Credo che, in questo caso, dovrò essere generico, perché i fatti da esporre sono stati molto pericolosi, e solo per una forte mano della Provvidenza non mi sono trovato in situazioni di estrema gravità.
Cominciamo dal primo, per il quale posso dare anche la data precisa: 10 febbraio 1978. E il luogo esatto: casello autostradale di Roma Nord.
Insieme con un amico, approfittando di due giorni di vacanza, andavo a Firenze, in un’auto avuta in prestito. Per risparmiare, avevo fatto il pieno in Vaticano e, per buona misura, avevo riempito di benzina una tanica, per essere sicuro di averne anche per il ritorno. La tanica era nel bagagliaio, ben legata, in modo che nulla si potesse versare.
In quei mesi, la situazione in Italia era tesa, per le attività terroristiche delle Brigate Rosse. Arrivando a Roma Nord, notai una postazione di soldati, nascosti dietro a una barriera di sacchetti di sabbia. Un militare ci fece fermare, chiese i documenti e mi fece aprire il bagagliaio. In quel momento mi resi conto del rischio che correvo, avendo con me una tanica di benzina.
Il soldato guardò e, indicando il recipiente, mi disse: “È vino, vero?” Pigolai un “sì” che uscì appena dalla gola. Mi fece richiudere e mi lasciò andare. Partii a tutta velocità, e dovetti spiegare a chi era con me: “Ho detto una bugia!” Mi ci volle il tempo intero del viaggio, per valutare cosa avrebbe potuto succedere se il soldato avesse capito che quello non era vino, o se io, fedele all’impegno di non mentire, fossi stato sincero e gli avessi confessato che invece era benzina.
Il secondo episodio l’ho vissuto da solo. Sempre con la voglia di risparmiare, in vista di un viaggio, quando era ormai notte, stavo preparando la solita riserva di combustibile. Mentre la tanica si riempiva, qualcuno mi chiamò al telefono e andai a rispondere. Al termine della conversazione, mi accorsi che la tanica era piena e la benzina era fuoriuscita, bagnando abbondantemente il cortile in cui erano parcheggiate altre auto. La reazione fu immediata: con un secchio presi l’acqua dalla fontana al centro del cortile e la versai in abbondanza sulla benzina. Ripetei l’operazione tante volte, in modo che non restasse traccia visibile del carburante e non se ne sentisse neppure l’odore.

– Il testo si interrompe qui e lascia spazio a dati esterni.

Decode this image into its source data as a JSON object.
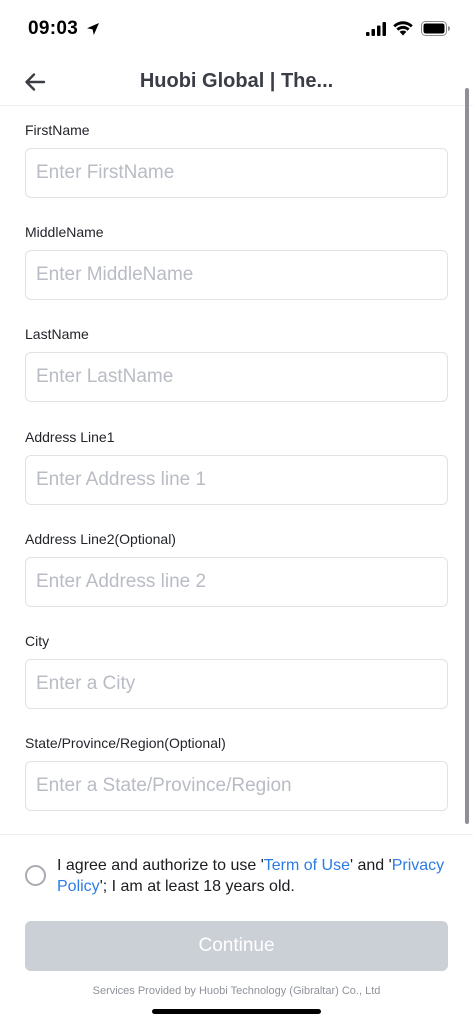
{
  "status_bar": {
    "time": "09:03"
  },
  "header": {
    "title": "Huobi Global | The..."
  },
  "form": {
    "fields": [
      {
        "label": "FirstName",
        "placeholder": "Enter FirstName",
        "value": ""
      },
      {
        "label": "MiddleName",
        "placeholder": "Enter MiddleName",
        "value": ""
      },
      {
        "label": "LastName",
        "placeholder": "Enter LastName",
        "value": ""
      },
      {
        "label": "Address Line1",
        "placeholder": "Enter Address line 1",
        "value": ""
      },
      {
        "label": "Address Line2(Optional)",
        "placeholder": "Enter Address line 2",
        "value": ""
      },
      {
        "label": "City",
        "placeholder": "Enter a City",
        "value": ""
      },
      {
        "label": "State/Province/Region(Optional)",
        "placeholder": "Enter a State/Province/Region",
        "value": ""
      }
    ]
  },
  "agreement": {
    "checked": false,
    "prefix": "I agree and authorize to use '",
    "term_link": "Term of Use",
    "middle": "' and '",
    "privacy_link": "Privacy Policy",
    "suffix": "'; I am at least 18 years old."
  },
  "footer": {
    "continue_label": "Continue",
    "provider_text": "Services Provided by Huobi Technology (Gibraltar) Co., Ltd"
  },
  "colors": {
    "link": "#2d7be5",
    "button_disabled": "#cbcfd6",
    "placeholder": "#b9bcc4",
    "input_border": "#dfe2e7"
  }
}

Tutto andò bene, perché, a quanto pare, nessuno il giorno dopo si rese conto di nulla. Ma io vissi per mesi con l’incubo di un fiammifero casualmente gettato a terra e delle macchine parcheggiate che, una dopo l’altra, saltavano in aria, a causa dell’incendio di cui ero responsabile.
Non credo sia necessario dire che, dopo di allora, la stagione dei travasi di benzina si era definitivamente conclusa.